IV domenica del tempo ordinario – anno C

Ger 1,4-5.17-19; Sal 70; 1Cor 12,31-13,3; Lc 4,21-30

La liturgia della Parola di oggi ci offre la possibilità di meditare sulla dimensione profetica della nostra vita cristiana. Ricordiamo infatti che per il Battesimo, ai cristiani viene concesso di partecipare al sacerdozio, regalità e profezia di Cristo. Tanto che il Catechismo della Chiesa Cattolica afferma:

Gesù Cristo è colui che il Padre ha unto con lo Spirito Santo e ha costituito “Sacerdote, Profeta e Re”. L’intero Popolo di Dio partecipa a queste tre funzioni di Cristo e porta le responsabilità di missione e di servizio che ne derivano [Cf Giovanni Paolo II, Lett. enc.

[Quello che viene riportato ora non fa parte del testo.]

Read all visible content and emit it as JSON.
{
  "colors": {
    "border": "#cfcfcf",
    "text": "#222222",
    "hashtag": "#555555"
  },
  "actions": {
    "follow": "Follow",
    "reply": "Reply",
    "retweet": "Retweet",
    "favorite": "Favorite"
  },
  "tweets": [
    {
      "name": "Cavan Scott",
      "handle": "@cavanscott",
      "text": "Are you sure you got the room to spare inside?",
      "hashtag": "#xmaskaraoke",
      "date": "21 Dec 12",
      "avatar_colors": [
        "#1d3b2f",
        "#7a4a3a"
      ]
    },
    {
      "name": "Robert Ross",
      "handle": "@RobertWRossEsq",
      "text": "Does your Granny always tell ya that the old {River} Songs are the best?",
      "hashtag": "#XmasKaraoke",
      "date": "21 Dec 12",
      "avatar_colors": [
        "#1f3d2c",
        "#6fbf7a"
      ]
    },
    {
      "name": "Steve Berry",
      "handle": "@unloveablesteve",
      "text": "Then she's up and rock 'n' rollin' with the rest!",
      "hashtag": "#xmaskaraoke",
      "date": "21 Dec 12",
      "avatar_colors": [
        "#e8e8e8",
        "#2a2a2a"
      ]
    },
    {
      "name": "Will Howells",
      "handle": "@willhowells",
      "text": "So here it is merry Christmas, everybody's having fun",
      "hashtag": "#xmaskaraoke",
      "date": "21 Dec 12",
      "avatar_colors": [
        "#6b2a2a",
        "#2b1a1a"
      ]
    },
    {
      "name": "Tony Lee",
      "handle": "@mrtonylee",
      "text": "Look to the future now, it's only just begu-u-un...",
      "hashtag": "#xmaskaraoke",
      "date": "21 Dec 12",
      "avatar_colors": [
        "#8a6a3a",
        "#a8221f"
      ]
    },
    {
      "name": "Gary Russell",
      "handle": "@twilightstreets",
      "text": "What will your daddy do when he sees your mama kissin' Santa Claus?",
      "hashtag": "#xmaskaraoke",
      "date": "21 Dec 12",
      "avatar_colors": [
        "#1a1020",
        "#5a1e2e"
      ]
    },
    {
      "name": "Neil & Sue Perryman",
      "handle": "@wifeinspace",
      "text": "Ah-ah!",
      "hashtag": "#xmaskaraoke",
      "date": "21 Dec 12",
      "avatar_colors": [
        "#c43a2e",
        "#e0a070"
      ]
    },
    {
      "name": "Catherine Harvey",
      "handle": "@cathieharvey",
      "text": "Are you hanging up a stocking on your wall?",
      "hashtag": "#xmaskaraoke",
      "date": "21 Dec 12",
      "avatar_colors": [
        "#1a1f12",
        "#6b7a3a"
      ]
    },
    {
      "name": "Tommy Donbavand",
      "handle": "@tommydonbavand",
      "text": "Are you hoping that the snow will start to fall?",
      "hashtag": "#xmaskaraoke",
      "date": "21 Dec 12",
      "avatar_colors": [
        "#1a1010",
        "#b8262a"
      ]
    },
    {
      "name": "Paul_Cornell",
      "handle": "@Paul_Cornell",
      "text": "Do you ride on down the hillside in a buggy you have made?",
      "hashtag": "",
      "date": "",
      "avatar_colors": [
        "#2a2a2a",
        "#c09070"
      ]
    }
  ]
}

Redemptor hominis, 18-21].

“Il Popolo santo di Dio partecipa pure alla funzione profetica di Cristo”. Ciò soprattutto per il senso soprannaturale della fede che è di tutto il Popolo, laici e gerarchia, quando “aderisce indefettibilmente alla fede una volta per tutte trasmessa ai santi” [Conc. Ecum. Vat. II, Lumen gentium, 10] e ne approfondisce la comprensione e diventa testimone di Cristo in mezzo a questo mondo.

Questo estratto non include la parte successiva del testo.